Take cute nudes for YOURSELF!!! ☺️💖💖💖

This! It’s got to make you happy. Turn you on. Satisfy your curiosity. Pleases or maybe just amuses you if it turns anyone else on to see them.

Nor, just because you take them do you need to send them! If you take them for yourself you may never need to show them to anyone else!

This isn’t true for everyone. No one else gets to decide whether or not it’s fun for you.

I will say one thing based on first, second, and third-hand experience though: you have no idea what you truly look like till you see yourself through another’s eyes.

Again you don’t have to show someone else. It can be enough look at yourself as if through another’s eyes.

But only if you want to.

Don’t forget that Submission is its own kink, feel sorry for Doms who do…

So if you don’t think Submission is its own, independent, autonomous, and equal kink and is instead all about your masterly/mistressly domly self then try the following thought experiment: how long would they stay with you if you stopped topping them?

If they’re only Submissive because you’re Dominant the correct answer will be “forever, of course, because I’m so awesome they’re magically magnetized to me!”  If they’re Submissive because Submission is its own craving though… its own kink…

Well…

The correct answer might be something else, hmm?

This is just one of the reasons why I capitalize the S in Submissive as well as the D in Dom.

Hi, I’ve just started talking to a guy. He is vastly more vanilla than I am, but I’ve been talking to him about trying more kinky things. More basic like light spanking, letting him be a little more in control, etc. Nothing out of the ordinary yet. I was wondering how to not scare him with kinker ideas and, hopefully, application of them. Thank you

Good question!  Sounds like you’re into things that might be kinkier than he’s comfortable with?  And you’d like to do more with him… or more accurately you’d like him to do more with you, without coming on “too strong?”  Just want to make sure.  Please let me know if I’ve missed an important point, ok?

I can’t speak for all guys but if it was me (hey, it has been me in the past!) then two things would work really well.

First, “slow and steady wins the race.”  Let him try those nothing-out-of-the-ordinary things with you first.  And see how he likes it.  Vanilla people, men especially, can take a little time to digest what a lot of us already know.  What you’re a living example of: Submission is its own kink, and that what you want him to do is almost by-definition is rough but not violent, domineering but not abusive.

And don’t get me wrong – we want people to be reluctant about violence and abuse!  And it’s actually a good thing to have a responsible Sub (you are going to be responsible) to help them learn how to distinguish them.  (I say you’re going to be responsible because the last thing we want is him doing those things before he understands the difference.)

Second: Let him know that the idea of him doing those things with, to, and for you makes you wet and happy.  Most men enjoy that idea rather a lot.  Even more for someone they actually care about.

If you’re still really in the “just started talking” part of a relationship and not “bring your toothbrush in your bag” stage, it’s an even better time to talk to him about it.  Being a Sub, even a hungry, horny one, doesn’t mean you’re necessarily hop in the sack with him right away.  So it’s ok to talk about not just boundaries and limits but wants and desires before you get around to doing them.  Just be clear those are ideals you have in mind, not that it’s either an invitation or a laundry list for him.

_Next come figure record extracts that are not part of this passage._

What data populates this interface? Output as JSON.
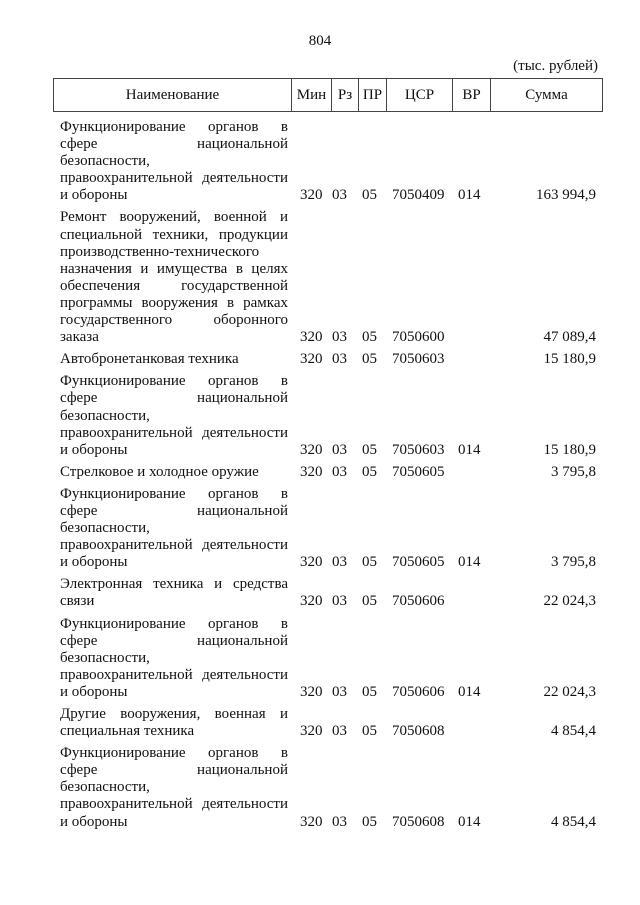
{
  "page_number": "804",
  "unit": "(тыс. рублей)",
  "headers": {
    "name": "Наименование",
    "min": "Мин",
    "rz": "Рз",
    "pr": "ПР",
    "csr": "ЦСР",
    "vr": "ВР",
    "sum": "Сумма"
  },
  "rows": [
    {
      "lines": [
        "Функционирование органов в",
        "сфере национальной",
        "безопасности,",
        "правоохранительной деятельности",
        "и обороны"
      ],
      "min": "320",
      "rz": "03",
      "pr": "05",
      "csr": "7050409",
      "vr": "014",
      "sum": "163 994,9"
    },
    {
      "lines": [
        "Ремонт вооружений, военной и",
        "специальной техники, продукции",
        "производственно-технического",
        "назначения и имущества в целях",
        "обеспечения государственной",
        "программы вооружения в рамках",
        "государственного оборонного",
        "заказа"
      ],
      "min": "320",
      "rz": "03",
      "pr": "05",
      "csr": "7050600",
      "vr": "",
      "sum": "47 089,4"
    },
    {
      "lines": [
        "Автобронетанковая техника"
      ],
      "min": "320",
      "rz": "03",
      "pr": "05",
      "csr": "7050603",
      "vr": "",
      "sum": "15 180,9"
    },
    {
      "lines": [
        "Функционирование органов в",
        "сфере национальной",
        "безопасности,",
        "правоохранительной деятельности",
        "и обороны"
      ],
      "min": "320",
      "rz": "03",
      "pr": "05",
      "csr": "7050603",
      "vr": "014",
      "sum": "15 180,9"
    },
    {
      "lines": [
        "Стрелковое и холодное оружие"
      ],
      "min": "320",
      "rz": "03",
      "pr": "05",
      "csr": "7050605",
      "vr": "",
      "sum": "3 795,8"
    },
    {
      "lines": [
        "Функционирование органов в",
        "сфере национальной",
        "безопасности,",
        "правоохранительной деятельности",
        "и обороны"
      ],
      "min": "320",
      "rz": "03",
      "pr": "05",
      "csr": "7050605",
      "vr": "014",
      "sum": "3 795,8"
    },
    {
      "lines": [
        "Электронная техника и средства",
        "связи"
      ],
      "min": "320",
      "rz": "03",
      "pr": "05",
      "csr": "7050606",
      "vr": "",
      "sum": "22 024,3"
    },
    {
      "lines": [
        "Функционирование органов в",
        "сфере национальной",
        "безопасности,",
        "правоохранительной деятельности",
        "и обороны"
      ],
      "min": "320",
      "rz": "03",
      "pr": "05",
      "csr": "7050606",
      "vr": "014",
      "sum": "22 024,3"
    },
    {
      "lines": [
        "Другие вооружения, военная и",
        "специальная техника"
      ],
      "min": "320",
      "rz": "03",
      "pr": "05",
      "csr": "7050608",
      "vr": "",
      "sum": "4 854,4"
    },
    {
      "lines": [
        "Функционирование органов в",
        "сфере национальной",
        "безопасности,",
        "правоохранительной деятельности",
        "и обороны"
      ],
      "min": "320",
      "rz": "03",
      "pr": "05",
      "csr": "7050608",
      "vr": "014",
      "sum": "4 854,4"
    }
  ]
}
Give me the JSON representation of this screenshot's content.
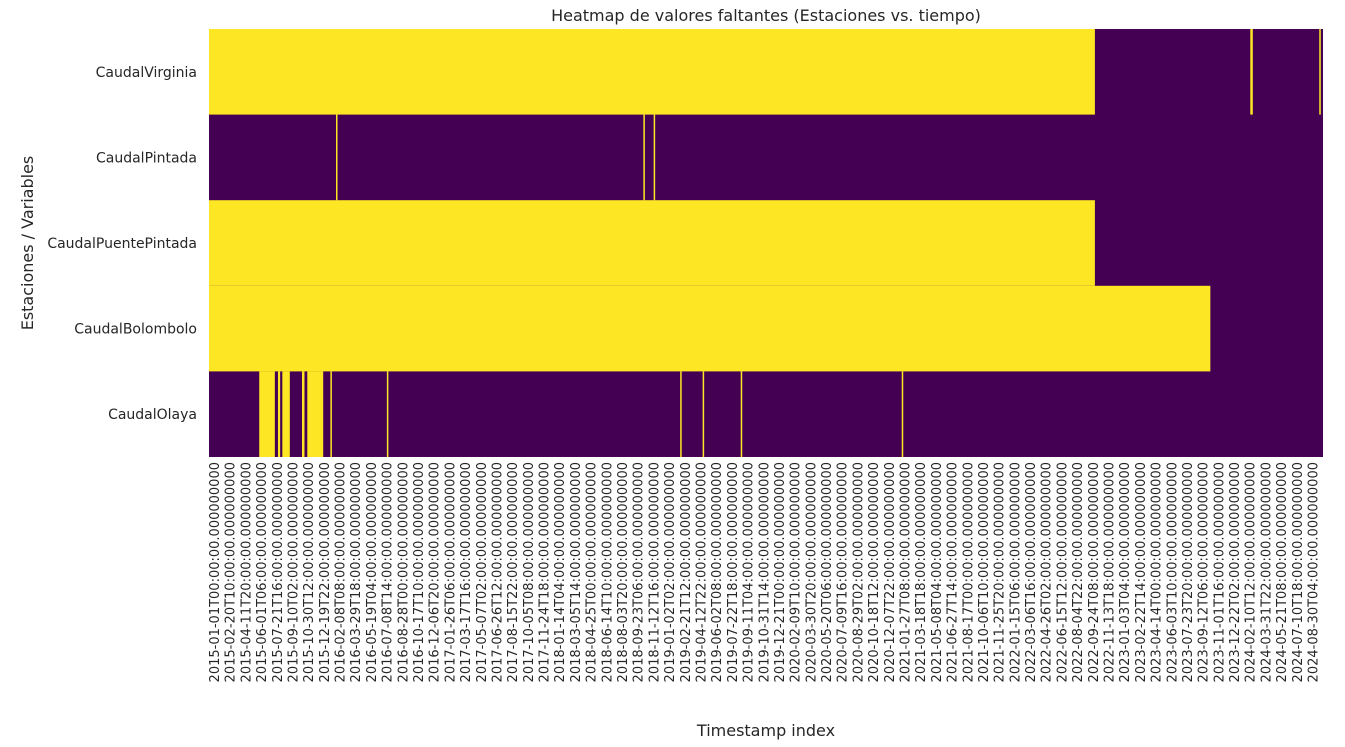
{
  "chart_data": {
    "type": "heatmap",
    "title": "Heatmap de valores faltantes (Estaciones vs. tiempo)",
    "xlabel": "Timestamp index",
    "ylabel": "Estaciones / Variables",
    "colors": {
      "missing": "#fde725",
      "present": "#440154"
    },
    "rows": [
      "CaudalVirginia",
      "CaudalPintada",
      "CaudalPuentePintada",
      "CaudalBolombolo",
      "CaudalOlaya"
    ],
    "x_ticks": [
      "2015-01-01T00:00:00.000000000",
      "2015-02-20T10:00:00.000000000",
      "2015-04-11T20:00:00.000000000",
      "2015-06-01T06:00:00.000000000",
      "2015-07-21T16:00:00.000000000",
      "2015-09-10T02:00:00.000000000",
      "2015-10-30T12:00:00.000000000",
      "2015-12-19T22:00:00.000000000",
      "2016-02-08T08:00:00.000000000",
      "2016-03-29T18:00:00.000000000",
      "2016-05-19T04:00:00.000000000",
      "2016-07-08T14:00:00.000000000",
      "2016-08-28T00:00:00.000000000",
      "2016-10-17T10:00:00.000000000",
      "2016-12-06T20:00:00.000000000",
      "2017-01-26T06:00:00.000000000",
      "2017-03-17T16:00:00.000000000",
      "2017-05-07T02:00:00.000000000",
      "2017-06-26T12:00:00.000000000",
      "2017-08-15T22:00:00.000000000",
      "2017-10-05T08:00:00.000000000",
      "2017-11-24T18:00:00.000000000",
      "2018-01-14T04:00:00.000000000",
      "2018-03-05T14:00:00.000000000",
      "2018-04-25T00:00:00.000000000",
      "2018-06-14T10:00:00.000000000",
      "2018-08-03T20:00:00.000000000",
      "2018-09-23T06:00:00.000000000",
      "2018-11-12T16:00:00.000000000",
      "2019-01-02T02:00:00.000000000",
      "2019-02-21T12:00:00.000000000",
      "2019-04-12T22:00:00.000000000",
      "2019-06-02T08:00:00.000000000",
      "2019-07-22T18:00:00.000000000",
      "2019-09-11T04:00:00.000000000",
      "2019-10-31T14:00:00.000000000",
      "2019-12-21T00:00:00.000000000",
      "2020-02-09T10:00:00.000000000",
      "2020-03-30T20:00:00.000000000",
      "2020-05-20T06:00:00.000000000",
      "2020-07-09T16:00:00.000000000",
      "2020-08-29T02:00:00.000000000",
      "2020-10-18T12:00:00.000000000",
      "2020-12-07T22:00:00.000000000",
      "2021-01-27T08:00:00.000000000",
      "2021-03-18T18:00:00.000000000",
      "2021-05-08T04:00:00.000000000",
      "2021-06-27T14:00:00.000000000",
      "2021-08-17T00:00:00.000000000",
      "2021-10-06T10:00:00.000000000",
      "2021-11-25T20:00:00.000000000",
      "2022-01-15T06:00:00.000000000",
      "2022-03-06T16:00:00.000000000",
      "2022-04-26T02:00:00.000000000",
      "2022-06-15T12:00:00.000000000",
      "2022-08-04T22:00:00.000000000",
      "2022-09-24T08:00:00.000000000",
      "2022-11-13T18:00:00.000000000",
      "2023-01-03T04:00:00.000000000",
      "2023-02-22T14:00:00.000000000",
      "2023-04-14T00:00:00.000000000",
      "2023-06-03T10:00:00.000000000",
      "2023-07-23T20:00:00.000000000",
      "2023-09-12T06:00:00.000000000",
      "2023-11-01T16:00:00.000000000",
      "2023-12-22T02:00:00.000000000",
      "2024-02-10T12:00:00.000000000",
      "2024-03-31T22:00:00.000000000",
      "2024-05-21T08:00:00.000000000",
      "2024-07-10T18:00:00.000000000",
      "2024-08-30T04:00:00.000000000"
    ],
    "x_range": [
      "2015-01-01T00:00:00",
      "2024-10-10T00:00:00"
    ],
    "missing_segments": [
      [
        [
          "2015-01-01T00:00:00",
          "2022-10-10T00:00:00"
        ],
        [
          "2024-02-20T00:00:00",
          "2024-02-28T00:00:00"
        ],
        [
          "2024-09-28T00:00:00",
          "2024-10-02T00:00:00"
        ]
      ],
      [
        [
          "2016-02-12T00:00:00",
          "2016-02-15T00:00:00"
        ],
        [
          "2018-10-24T00:00:00",
          "2018-10-27T00:00:00"
        ],
        [
          "2018-11-26T00:00:00",
          "2018-11-29T00:00:00"
        ]
      ],
      [
        [
          "2015-01-01T00:00:00",
          "2022-10-10T00:00:00"
        ]
      ],
      [
        [
          "2015-01-01T00:00:00",
          "2023-10-15T00:00:00"
        ]
      ],
      [
        [
          "2015-06-11T00:00:00",
          "2015-07-31T00:00:00"
        ],
        [
          "2015-08-10T00:00:00",
          "2015-08-17T00:00:00"
        ],
        [
          "2015-08-24T00:00:00",
          "2015-09-17T00:00:00"
        ],
        [
          "2015-10-26T00:00:00",
          "2015-11-03T00:00:00"
        ],
        [
          "2015-11-12T00:00:00",
          "2016-01-02T00:00:00"
        ],
        [
          "2016-01-25T00:00:00",
          "2016-01-28T00:00:00"
        ],
        [
          "2016-07-24T00:00:00",
          "2016-07-27T00:00:00"
        ],
        [
          "2019-02-19T00:00:00",
          "2019-02-22T00:00:00"
        ],
        [
          "2019-05-02T00:00:00",
          "2019-05-05T00:00:00"
        ],
        [
          "2019-09-01T00:00:00",
          "2019-09-04T00:00:00"
        ],
        [
          "2021-01-29T00:00:00",
          "2021-02-01T00:00:00"
        ]
      ]
    ]
  }
}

Oh, one last thing: let him know about the difference between “topping from the bottom” and mentoring him.  Be clear that your intention really is to Submit to him – and that at each point it will be his decision what he chooses to do based on your feedback.  

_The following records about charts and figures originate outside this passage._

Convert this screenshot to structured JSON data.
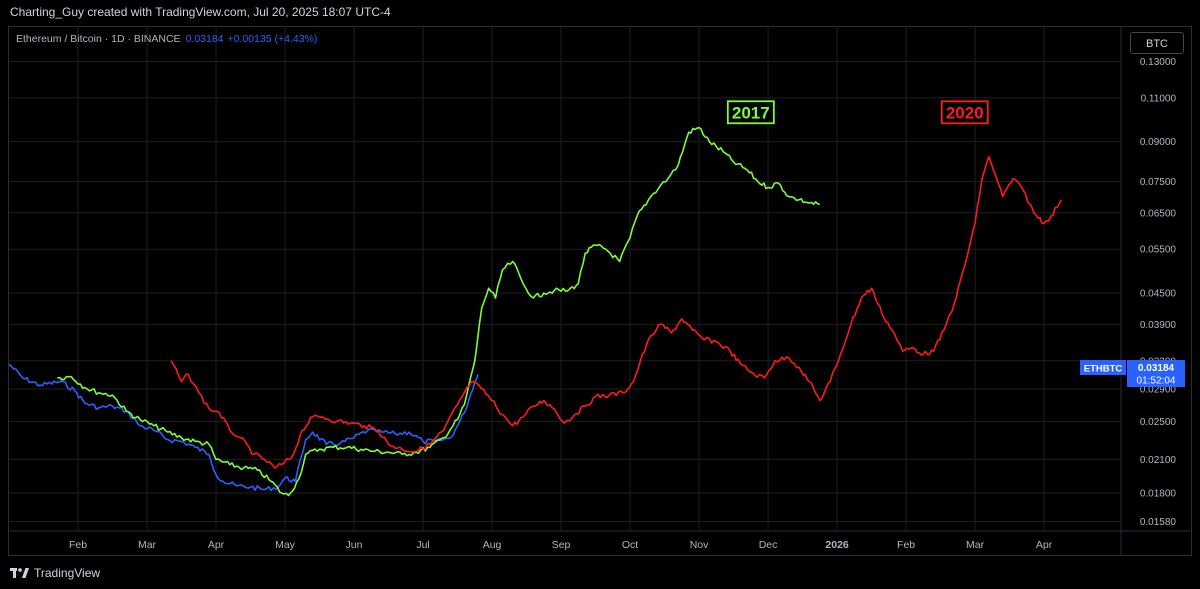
{
  "header": {
    "credit": "Charting_Guy created with TradingView.com, Jul 20, 2025 18:07 UTC-4"
  },
  "legend": {
    "symbol": "Ethereum / Bitcoin · 1D · BINANCE",
    "price": "0.03184",
    "change": "+0.00135 (+4.43%)"
  },
  "currency_button": "BTC",
  "price_tag": {
    "symbol": "ETHBTC",
    "value": "0.03184",
    "countdown": "01:52:04"
  },
  "footer": {
    "brand": "TradingView"
  },
  "colors": {
    "series_2017": "#7cfc3c",
    "series_2020": "#ff1a1a",
    "series_current": "#2962ff",
    "background": "#000000",
    "grid": "#1c1f26"
  },
  "chart_data": {
    "type": "line",
    "y_scale": "log",
    "ylim": [
      0.0152,
      0.137
    ],
    "y_ticks": [
      0.13,
      0.11,
      0.09,
      0.075,
      0.065,
      0.055,
      0.045,
      0.039,
      0.033,
      0.029,
      0.025,
      0.021,
      0.018,
      0.0158
    ],
    "y_tick_labels": [
      "0.13000",
      "0.11000",
      "0.09000",
      "0.07500",
      "0.06500",
      "0.05500",
      "0.04500",
      "0.03900",
      "0.03300",
      "0.02900",
      "0.02500",
      "0.02100",
      "0.01800",
      "0.01580"
    ],
    "x_ticks": [
      {
        "label": "Feb",
        "t": 1.0
      },
      {
        "label": "Mar",
        "t": 2.0
      },
      {
        "label": "Apr",
        "t": 3.0
      },
      {
        "label": "May",
        "t": 4.0
      },
      {
        "label": "Jun",
        "t": 5.0
      },
      {
        "label": "Jul",
        "t": 6.0
      },
      {
        "label": "Aug",
        "t": 7.0
      },
      {
        "label": "Sep",
        "t": 8.0
      },
      {
        "label": "Oct",
        "t": 9.0
      },
      {
        "label": "Nov",
        "t": 10.0
      },
      {
        "label": "Dec",
        "t": 11.0
      },
      {
        "label": "2026",
        "t": 12.0
      },
      {
        "label": "Feb",
        "t": 13.0
      },
      {
        "label": "Mar",
        "t": 14.0
      },
      {
        "label": "Apr",
        "t": 15.0
      }
    ],
    "xlim": [
      0.0,
      16.1
    ],
    "annotations": [
      {
        "text": "2017",
        "t": 10.75,
        "y": 0.103,
        "color": "#7cfc3c"
      },
      {
        "text": "2020",
        "t": 13.85,
        "y": 0.103,
        "color": "#ff1a1a"
      }
    ],
    "series": [
      {
        "color": "#2962ff",
        "points": [
          [
            0.0,
            0.0325
          ],
          [
            0.2,
            0.0305
          ],
          [
            0.45,
            0.0295
          ],
          [
            0.75,
            0.03
          ],
          [
            0.95,
            0.0288
          ],
          [
            1.1,
            0.0272
          ],
          [
            1.3,
            0.0266
          ],
          [
            1.5,
            0.0268
          ],
          [
            1.7,
            0.0262
          ],
          [
            1.9,
            0.0245
          ],
          [
            2.1,
            0.024
          ],
          [
            2.3,
            0.023
          ],
          [
            2.5,
            0.0228
          ],
          [
            2.7,
            0.0222
          ],
          [
            2.9,
            0.0215
          ],
          [
            3.0,
            0.0196
          ],
          [
            3.1,
            0.019
          ],
          [
            3.3,
            0.0186
          ],
          [
            3.5,
            0.0185
          ],
          [
            3.7,
            0.0183
          ],
          [
            3.9,
            0.0185
          ],
          [
            4.0,
            0.0193
          ],
          [
            4.15,
            0.019
          ],
          [
            4.3,
            0.023
          ],
          [
            4.4,
            0.0238
          ],
          [
            4.6,
            0.0225
          ],
          [
            4.8,
            0.0226
          ],
          [
            5.0,
            0.0232
          ],
          [
            5.2,
            0.024
          ],
          [
            5.4,
            0.0238
          ],
          [
            5.6,
            0.0236
          ],
          [
            5.8,
            0.0238
          ],
          [
            6.0,
            0.0228
          ],
          [
            6.2,
            0.0228
          ],
          [
            6.4,
            0.0232
          ],
          [
            6.5,
            0.0245
          ],
          [
            6.6,
            0.026
          ],
          [
            6.75,
            0.03
          ],
          [
            6.8,
            0.031
          ]
        ]
      },
      {
        "color": "#7cfc3c",
        "points": [
          [
            0.7,
            0.0305
          ],
          [
            0.9,
            0.0307
          ],
          [
            1.1,
            0.0292
          ],
          [
            1.3,
            0.0285
          ],
          [
            1.5,
            0.0282
          ],
          [
            1.7,
            0.0262
          ],
          [
            1.9,
            0.0252
          ],
          [
            2.1,
            0.0245
          ],
          [
            2.3,
            0.0238
          ],
          [
            2.5,
            0.0232
          ],
          [
            2.7,
            0.0228
          ],
          [
            2.9,
            0.0225
          ],
          [
            3.0,
            0.021
          ],
          [
            3.2,
            0.0205
          ],
          [
            3.4,
            0.0202
          ],
          [
            3.6,
            0.02
          ],
          [
            3.8,
            0.019
          ],
          [
            3.95,
            0.018
          ],
          [
            4.05,
            0.0178
          ],
          [
            4.2,
            0.0192
          ],
          [
            4.3,
            0.0215
          ],
          [
            4.5,
            0.022
          ],
          [
            4.7,
            0.0222
          ],
          [
            4.9,
            0.0222
          ],
          [
            5.1,
            0.022
          ],
          [
            5.3,
            0.0218
          ],
          [
            5.5,
            0.0217
          ],
          [
            5.7,
            0.0215
          ],
          [
            5.9,
            0.0217
          ],
          [
            6.1,
            0.0222
          ],
          [
            6.3,
            0.0232
          ],
          [
            6.5,
            0.0252
          ],
          [
            6.6,
            0.027
          ],
          [
            6.75,
            0.033
          ],
          [
            6.85,
            0.042
          ],
          [
            6.95,
            0.046
          ],
          [
            7.05,
            0.044
          ],
          [
            7.15,
            0.05
          ],
          [
            7.3,
            0.052
          ],
          [
            7.45,
            0.047
          ],
          [
            7.6,
            0.044
          ],
          [
            7.75,
            0.045
          ],
          [
            7.9,
            0.0455
          ],
          [
            8.1,
            0.0455
          ],
          [
            8.25,
            0.047
          ],
          [
            8.35,
            0.054
          ],
          [
            8.5,
            0.056
          ],
          [
            8.65,
            0.055
          ],
          [
            8.85,
            0.052
          ],
          [
            9.0,
            0.058
          ],
          [
            9.1,
            0.064
          ],
          [
            9.3,
            0.07
          ],
          [
            9.45,
            0.074
          ],
          [
            9.55,
            0.076
          ],
          [
            9.7,
            0.081
          ],
          [
            9.85,
            0.094
          ],
          [
            10.0,
            0.096
          ],
          [
            10.15,
            0.09
          ],
          [
            10.35,
            0.086
          ],
          [
            10.5,
            0.082
          ],
          [
            10.7,
            0.079
          ],
          [
            10.85,
            0.075
          ],
          [
            11.0,
            0.073
          ],
          [
            11.15,
            0.0745
          ],
          [
            11.3,
            0.07
          ],
          [
            11.45,
            0.069
          ],
          [
            11.6,
            0.068
          ],
          [
            11.75,
            0.0675
          ]
        ]
      },
      {
        "color": "#ff1a1a",
        "points": [
          [
            2.35,
            0.033
          ],
          [
            2.5,
            0.03
          ],
          [
            2.6,
            0.031
          ],
          [
            2.75,
            0.0285
          ],
          [
            2.9,
            0.0265
          ],
          [
            3.05,
            0.026
          ],
          [
            3.2,
            0.024
          ],
          [
            3.35,
            0.0232
          ],
          [
            3.55,
            0.0215
          ],
          [
            3.7,
            0.021
          ],
          [
            3.85,
            0.0202
          ],
          [
            3.95,
            0.0205
          ],
          [
            4.1,
            0.0212
          ],
          [
            4.25,
            0.024
          ],
          [
            4.4,
            0.0255
          ],
          [
            4.55,
            0.0255
          ],
          [
            4.75,
            0.025
          ],
          [
            4.95,
            0.0248
          ],
          [
            5.15,
            0.0245
          ],
          [
            5.35,
            0.024
          ],
          [
            5.5,
            0.0225
          ],
          [
            5.7,
            0.022
          ],
          [
            5.9,
            0.0218
          ],
          [
            6.1,
            0.0225
          ],
          [
            6.3,
            0.024
          ],
          [
            6.5,
            0.027
          ],
          [
            6.7,
            0.03
          ],
          [
            6.85,
            0.029
          ],
          [
            7.0,
            0.0275
          ],
          [
            7.15,
            0.0258
          ],
          [
            7.3,
            0.0245
          ],
          [
            7.45,
            0.0255
          ],
          [
            7.6,
            0.0268
          ],
          [
            7.75,
            0.0275
          ],
          [
            7.9,
            0.0265
          ],
          [
            8.05,
            0.0248
          ],
          [
            8.2,
            0.0258
          ],
          [
            8.35,
            0.0268
          ],
          [
            8.5,
            0.028
          ],
          [
            8.7,
            0.0282
          ],
          [
            8.9,
            0.0285
          ],
          [
            9.05,
            0.03
          ],
          [
            9.15,
            0.033
          ],
          [
            9.3,
            0.037
          ],
          [
            9.45,
            0.039
          ],
          [
            9.6,
            0.0375
          ],
          [
            9.75,
            0.04
          ],
          [
            9.9,
            0.038
          ],
          [
            10.05,
            0.0365
          ],
          [
            10.25,
            0.036
          ],
          [
            10.45,
            0.0345
          ],
          [
            10.6,
            0.0325
          ],
          [
            10.8,
            0.031
          ],
          [
            10.95,
            0.0305
          ],
          [
            11.1,
            0.033
          ],
          [
            11.3,
            0.0335
          ],
          [
            11.45,
            0.032
          ],
          [
            11.6,
            0.03
          ],
          [
            11.75,
            0.0275
          ],
          [
            11.9,
            0.03
          ],
          [
            12.05,
            0.034
          ],
          [
            12.2,
            0.039
          ],
          [
            12.35,
            0.044
          ],
          [
            12.5,
            0.046
          ],
          [
            12.65,
            0.041
          ],
          [
            12.8,
            0.038
          ],
          [
            12.95,
            0.0345
          ],
          [
            13.1,
            0.035
          ],
          [
            13.25,
            0.034
          ],
          [
            13.4,
            0.0345
          ],
          [
            13.55,
            0.038
          ],
          [
            13.7,
            0.043
          ],
          [
            13.85,
            0.051
          ],
          [
            14.0,
            0.062
          ],
          [
            14.1,
            0.076
          ],
          [
            14.2,
            0.084
          ],
          [
            14.3,
            0.077
          ],
          [
            14.4,
            0.07
          ],
          [
            14.55,
            0.076
          ],
          [
            14.7,
            0.072
          ],
          [
            14.85,
            0.065
          ],
          [
            15.0,
            0.062
          ],
          [
            15.1,
            0.064
          ],
          [
            15.25,
            0.069
          ]
        ]
      }
    ]
  }
}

That said (since this is advice for everybody and not just you) it’s still his choice!  He might not want to be a Dom.  He might not want to be much of a Dom.  Or not one all the time.  You have to be ok with that too – boundaries, limits, and consent go both ways.

Let me know what you think.  Feel free to show him this post too.  I want both of you to succeed and be happy with who you both are and not who either things they or the other is “supposed” to be.

Best of luck!  And thanks for asking!